Notice of Privacy Practices
Effective November 15, 2004

This notice describes how healthy information about you, as a patient of this practice, may be used and disclosed, and how you can get access to your health information. This is required by the Privacy Regulations created as a result of the Health Insurance Portability and Accountability Act of 1996 (HIPPA).

Our commitment to your privacy

Our practice is dedicated to maintaining the privacy of your healthy information. We are required by law to maintain the confidentiality of your health information.

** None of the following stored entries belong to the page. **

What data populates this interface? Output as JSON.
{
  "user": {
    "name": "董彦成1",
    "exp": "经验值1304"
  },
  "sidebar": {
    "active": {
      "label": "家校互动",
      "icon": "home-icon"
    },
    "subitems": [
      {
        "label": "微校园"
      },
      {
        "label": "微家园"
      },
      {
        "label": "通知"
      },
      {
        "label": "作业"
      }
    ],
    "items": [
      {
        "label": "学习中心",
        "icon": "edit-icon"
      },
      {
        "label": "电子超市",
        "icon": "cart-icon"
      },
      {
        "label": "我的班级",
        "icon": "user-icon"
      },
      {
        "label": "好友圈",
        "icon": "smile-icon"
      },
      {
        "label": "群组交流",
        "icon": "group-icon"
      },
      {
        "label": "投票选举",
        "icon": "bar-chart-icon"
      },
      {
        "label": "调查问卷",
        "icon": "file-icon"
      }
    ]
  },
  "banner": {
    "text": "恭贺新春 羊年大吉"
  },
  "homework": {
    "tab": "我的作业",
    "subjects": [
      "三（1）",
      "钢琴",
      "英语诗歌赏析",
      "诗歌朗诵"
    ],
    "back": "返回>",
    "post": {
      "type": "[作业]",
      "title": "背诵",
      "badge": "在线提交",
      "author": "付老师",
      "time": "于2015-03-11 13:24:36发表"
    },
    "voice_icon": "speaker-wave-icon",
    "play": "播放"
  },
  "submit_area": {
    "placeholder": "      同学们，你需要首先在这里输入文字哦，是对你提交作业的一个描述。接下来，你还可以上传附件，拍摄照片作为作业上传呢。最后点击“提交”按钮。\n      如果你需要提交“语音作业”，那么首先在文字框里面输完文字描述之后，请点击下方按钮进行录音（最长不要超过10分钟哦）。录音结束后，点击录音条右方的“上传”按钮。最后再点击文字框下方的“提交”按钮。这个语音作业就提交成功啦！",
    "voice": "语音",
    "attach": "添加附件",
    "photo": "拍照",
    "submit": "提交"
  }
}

We realize that these laws are complicated, but we must provide you with the following important information:

Use and disclosure of your health information in certain special circumstances

The following circumstances may require us to use or disclose your healthy information:

  1. To public health authorities and health oversight agencies that are authorized by law to collect information.
  2. Lawsuits and similar proceedings in response to a court or administrative order.
  3. If required to do so by a law enforcement official.
  4. When necessary to reduce or prevent a serious threat to your health and safety or the health and safety of another individual or the public. We will only make disclosures to a person or organization able to help prevent the threat.
  5. If you are a member of U.S. or foreign military forces (including veterans) and if required by the appropriate authorities.
  6. To federal officials for intelligence and national security activities authorized by law.
  7. To correctional institutions or law enforcement officials if you are an inmate or under the custody of a law enforcement official.
  8. For Workers Compensation and similar programs.

Your rights regarding your health information.

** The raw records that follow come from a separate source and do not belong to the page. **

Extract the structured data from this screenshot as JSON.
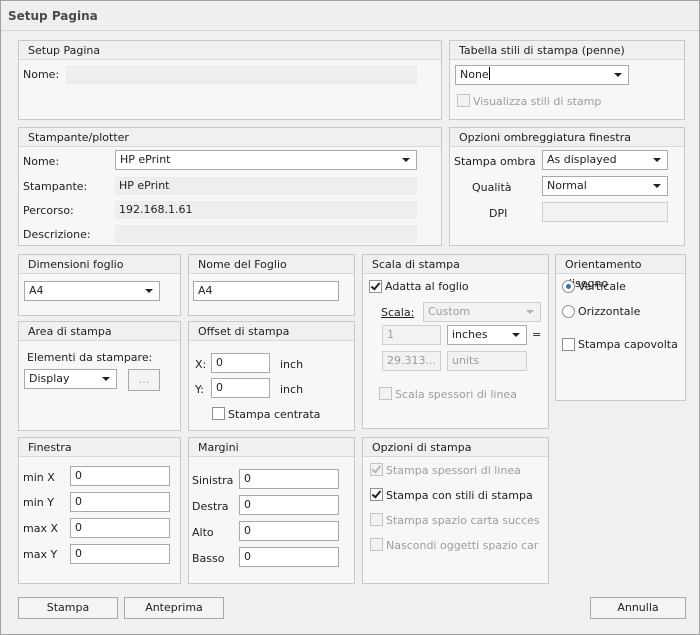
{
  "window": {
    "title": "Setup Pagina"
  },
  "setup": {
    "title": "Setup Pagina",
    "name_label": "Nome:",
    "name_value": ""
  },
  "pen": {
    "title": "Tabella stili di stampa (penne)",
    "value": "None",
    "view_label": "Visualizza stili di stamp"
  },
  "printer": {
    "title": "Stampante/plotter",
    "name_label": "Nome:",
    "name_value": "HP ePrint",
    "printer_label": "Stampante:",
    "printer_value": "HP ePrint",
    "path_label": "Percorso:",
    "path_value": "192.168.1.61",
    "desc_label": "Descrizione:",
    "desc_value": ""
  },
  "shade": {
    "title": "Opzioni ombreggiatura finestra",
    "shade_label": "Stampa ombra",
    "shade_value": "As displayed",
    "quality_label": "Qualità",
    "quality_value": "Normal",
    "dpi_label": "DPI",
    "dpi_value": ""
  },
  "paper": {
    "title": "Dimensioni foglio",
    "value": "A4"
  },
  "sheet": {
    "title": "Nome del Foglio",
    "value": "A4"
  },
  "scale": {
    "title": "Scala di stampa",
    "fit_label": "Adatta al foglio",
    "scale_label": "Scala:",
    "scale_value": "Custom",
    "num_value": "1",
    "unit_value": "inches",
    "equals": "=",
    "denom_value": "29.313...",
    "units_value": "units",
    "lineweight_label": "Scala spessori di linea"
  },
  "orient": {
    "title": "Orientamento disegno",
    "portrait_label": "Verticale",
    "landscape_label": "Orizzontale",
    "upside_label": "Stampa capovolta"
  },
  "area": {
    "title": "Area di stampa",
    "elements_label": "Elementi da stampare:",
    "value": "Display",
    "dots": "..."
  },
  "offset": {
    "title": "Offset di stampa",
    "x_label": "X:",
    "x_value": "0",
    "x_unit": "inch",
    "y_label": "Y:",
    "y_value": "0",
    "y_unit": "inch",
    "center_label": "Stampa centrata"
  },
  "window_box": {
    "title": "Finestra",
    "minx_label": "min X",
    "minx_value": "0",
    "miny_label": "min Y",
    "miny_value": "0",
    "maxx_label": "max X",
    "maxx_value": "0",
    "maxy_label": "max Y",
    "maxy_value": "0"
  },
  "margins": {
    "title": "Margini",
    "left_label": "Sinistra",
    "left_value": "0",
    "right_label": "Destra",
    "right_value": "0",
    "top_label": "Alto",
    "top_value": "0",
    "bottom_label": "Basso",
    "bottom_value": "0"
  },
  "options": {
    "title": "Opzioni di stampa",
    "opt1": "Stampa spessori di linea",
    "opt2": "Stampa con stili di stampa",
    "opt3": "Stampa spazio carta succes",
    "opt4": "Nascondi oggetti spazio car"
  },
  "buttons": {
    "print": "Stampa",
    "preview": "Anteprima",
    "cancel": "Annulla"
  }
}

  1. Communications. You can request that our practice communicate with you about your health and related issues in a particular manner or at a certain location. For instance, you may ask that we contact you at home, rather than work. We will accommodate reasonable requests.
  2. You can request a restriction in our use or disclose of your health information for treatment, payment or health care operations. Additionally, you have the right to request that we restrict our disclosure of your health information to only certain individuals in your care or the payment for your care, such as family members and friends. We are not required to agree to your request; however, if we do agree, we are bound by our agreement except when otherwise required by law, in emergencies, or when the information is necessary to treat you
  3. You have the right to inspect and obtain a copy of the health information that may be used to make decisions about you. including patient medical records and billing records. but not including psychotherapy notes. You must submit your request in writing to the Office Manager.
  4. You may ask us to amend your health information if you believe it is incorrect or incomplete, and as long as the information is kept by or for our practice. To request an amendment, your request must be made in writing and submitted to the Office Manager. You must provide us with a reason that supports your request for amendment.
  5. Right to a copy of this notice. You are entitled to receive a copy of this Notice of Privacy Practice.
  6. Right to file a complaint. If you believe your privacy rights have been violated, you may file a complaint with our practice or with the Secretary of the Department of Health and Human Services. To file a complaint with our practice. contact the Office Manager. All complaints must be submitted in writing. You will not be penalized for filing a complaint.
  7. Right to provide an authorization for other uses and disclosures. Our practice will obtain your written authorization for uses and disclosures that are not identified by this notice or permitted by applicable law.